Yakın zamanda hayata veda eden Harvard Business School profesörü Clayton Christensen aynı zamanda tanınmış bir iş danışmanıydı. 21. yüzyılın başlarının en etkili iş fikri olarak adlandırılan “Altüst Eden İnovasyon’’ (Disruptive Innovation) teorisini geliştirmesiyle tanınıyor. Clayton Christenson, soru sormadan neden öğrenemediğimizi şöyle açıklıyor:

“Zihninizde cevapların tutulduğu yerler, sorulardır. Soruyu sormadıysanız, yanıtı koyabileceğiniz bir yer yoktur. Zihninize çarpar ve hemen geri sıçrar. Soruyu sormalısınız ki, cevabın tutunabileceği bir alan açılsın.”

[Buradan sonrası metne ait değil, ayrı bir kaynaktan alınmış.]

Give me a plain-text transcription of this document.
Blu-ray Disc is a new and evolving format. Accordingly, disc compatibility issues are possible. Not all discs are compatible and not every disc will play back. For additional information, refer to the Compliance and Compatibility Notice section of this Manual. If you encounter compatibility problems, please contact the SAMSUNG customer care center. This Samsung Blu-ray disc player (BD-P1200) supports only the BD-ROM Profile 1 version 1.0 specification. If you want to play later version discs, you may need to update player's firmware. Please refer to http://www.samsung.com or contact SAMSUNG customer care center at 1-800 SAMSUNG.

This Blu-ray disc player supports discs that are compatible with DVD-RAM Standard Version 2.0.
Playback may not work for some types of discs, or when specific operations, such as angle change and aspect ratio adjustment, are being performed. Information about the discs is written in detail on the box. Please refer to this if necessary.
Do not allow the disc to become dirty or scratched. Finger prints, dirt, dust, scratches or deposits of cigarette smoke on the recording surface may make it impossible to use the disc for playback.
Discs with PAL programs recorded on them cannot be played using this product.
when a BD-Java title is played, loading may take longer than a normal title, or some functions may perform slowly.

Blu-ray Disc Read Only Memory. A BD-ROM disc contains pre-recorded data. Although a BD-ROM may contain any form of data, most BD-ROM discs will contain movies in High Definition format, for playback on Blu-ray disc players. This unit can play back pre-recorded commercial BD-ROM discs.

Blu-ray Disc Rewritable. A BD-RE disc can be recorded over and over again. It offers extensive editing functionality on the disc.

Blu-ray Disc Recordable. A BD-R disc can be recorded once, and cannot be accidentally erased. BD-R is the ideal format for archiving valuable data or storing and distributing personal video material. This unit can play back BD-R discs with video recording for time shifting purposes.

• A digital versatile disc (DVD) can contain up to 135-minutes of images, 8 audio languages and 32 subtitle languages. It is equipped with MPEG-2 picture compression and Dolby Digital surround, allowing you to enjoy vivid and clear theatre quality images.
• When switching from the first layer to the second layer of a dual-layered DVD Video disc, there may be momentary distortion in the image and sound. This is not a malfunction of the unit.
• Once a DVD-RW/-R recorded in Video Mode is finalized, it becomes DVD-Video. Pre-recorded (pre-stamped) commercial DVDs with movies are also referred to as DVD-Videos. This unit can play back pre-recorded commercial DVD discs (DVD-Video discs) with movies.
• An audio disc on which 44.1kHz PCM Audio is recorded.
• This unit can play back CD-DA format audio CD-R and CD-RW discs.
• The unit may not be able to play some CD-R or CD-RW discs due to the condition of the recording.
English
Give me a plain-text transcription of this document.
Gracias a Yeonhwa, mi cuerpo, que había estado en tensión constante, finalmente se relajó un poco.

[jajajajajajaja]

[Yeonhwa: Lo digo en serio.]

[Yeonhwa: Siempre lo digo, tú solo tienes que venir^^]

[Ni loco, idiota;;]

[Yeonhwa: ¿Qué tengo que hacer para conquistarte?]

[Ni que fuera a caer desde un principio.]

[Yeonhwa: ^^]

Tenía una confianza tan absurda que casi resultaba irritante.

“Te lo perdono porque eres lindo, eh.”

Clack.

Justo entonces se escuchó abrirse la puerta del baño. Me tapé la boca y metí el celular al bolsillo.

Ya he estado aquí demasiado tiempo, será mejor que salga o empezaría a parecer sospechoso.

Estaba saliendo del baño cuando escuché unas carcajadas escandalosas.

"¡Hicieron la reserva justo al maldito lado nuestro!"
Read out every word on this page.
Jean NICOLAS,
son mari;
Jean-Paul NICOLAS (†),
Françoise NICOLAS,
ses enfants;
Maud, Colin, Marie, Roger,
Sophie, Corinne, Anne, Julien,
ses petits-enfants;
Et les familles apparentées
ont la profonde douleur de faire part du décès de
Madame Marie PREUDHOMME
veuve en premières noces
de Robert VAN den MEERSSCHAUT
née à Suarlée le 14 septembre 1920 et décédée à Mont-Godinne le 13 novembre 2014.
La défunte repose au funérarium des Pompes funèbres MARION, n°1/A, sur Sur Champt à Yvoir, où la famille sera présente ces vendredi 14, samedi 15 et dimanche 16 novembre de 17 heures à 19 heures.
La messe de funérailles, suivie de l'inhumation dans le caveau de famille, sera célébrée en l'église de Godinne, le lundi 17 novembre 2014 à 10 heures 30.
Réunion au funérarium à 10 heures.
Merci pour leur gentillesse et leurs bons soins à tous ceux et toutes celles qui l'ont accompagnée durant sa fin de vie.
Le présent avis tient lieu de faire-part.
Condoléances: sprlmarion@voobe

Sorular, yanıtların zihnimizdeki alıcılarıdır. Soru sormak isteyecek kadar meraklı değilsek, zihnimizde cevaplar için yer açmıyoruz demektir. Soru sormayı bırakırsak, zihnimiz büyüyemez. Öğrenmenin temelinde, merakla soru sorarak zihnimizde bu soruların yanıtlarına yer açmak var. Bunu yapmadığımız zaman gelişimimizi sonlandırmış oluyoruz! Düşündüğümüz ve yaptığımız neredeyse her şeyi sorduğumuz sorular belirliyor. Sorular, nasıl düşündüğümüzü ve nelere odaklanarak dinlediğimizi ifade ediyor. Kendimize sorduğumuz sorular, yani iç diyaloğumuz; nasıl düşündüğümüzü, davrandığımızı ve ilişki kurduğumuzu belirliyor. Bu hem bireyler hem de kuruluşlar için geçerli.

Soruların gücüyle düşünmeye başladığımız zaman ise düşüncelerimizi ve eylemlerimizi dönüştürmek için zihnimizde yeni bir alan açmış oluyoruz. Eylemlerimizi değiştirmek farklı sonuçlar elde etmemizi sağlıyor! Soruların gücüyle elde edeceğimiz sonuçları değiştirebiliyoruz!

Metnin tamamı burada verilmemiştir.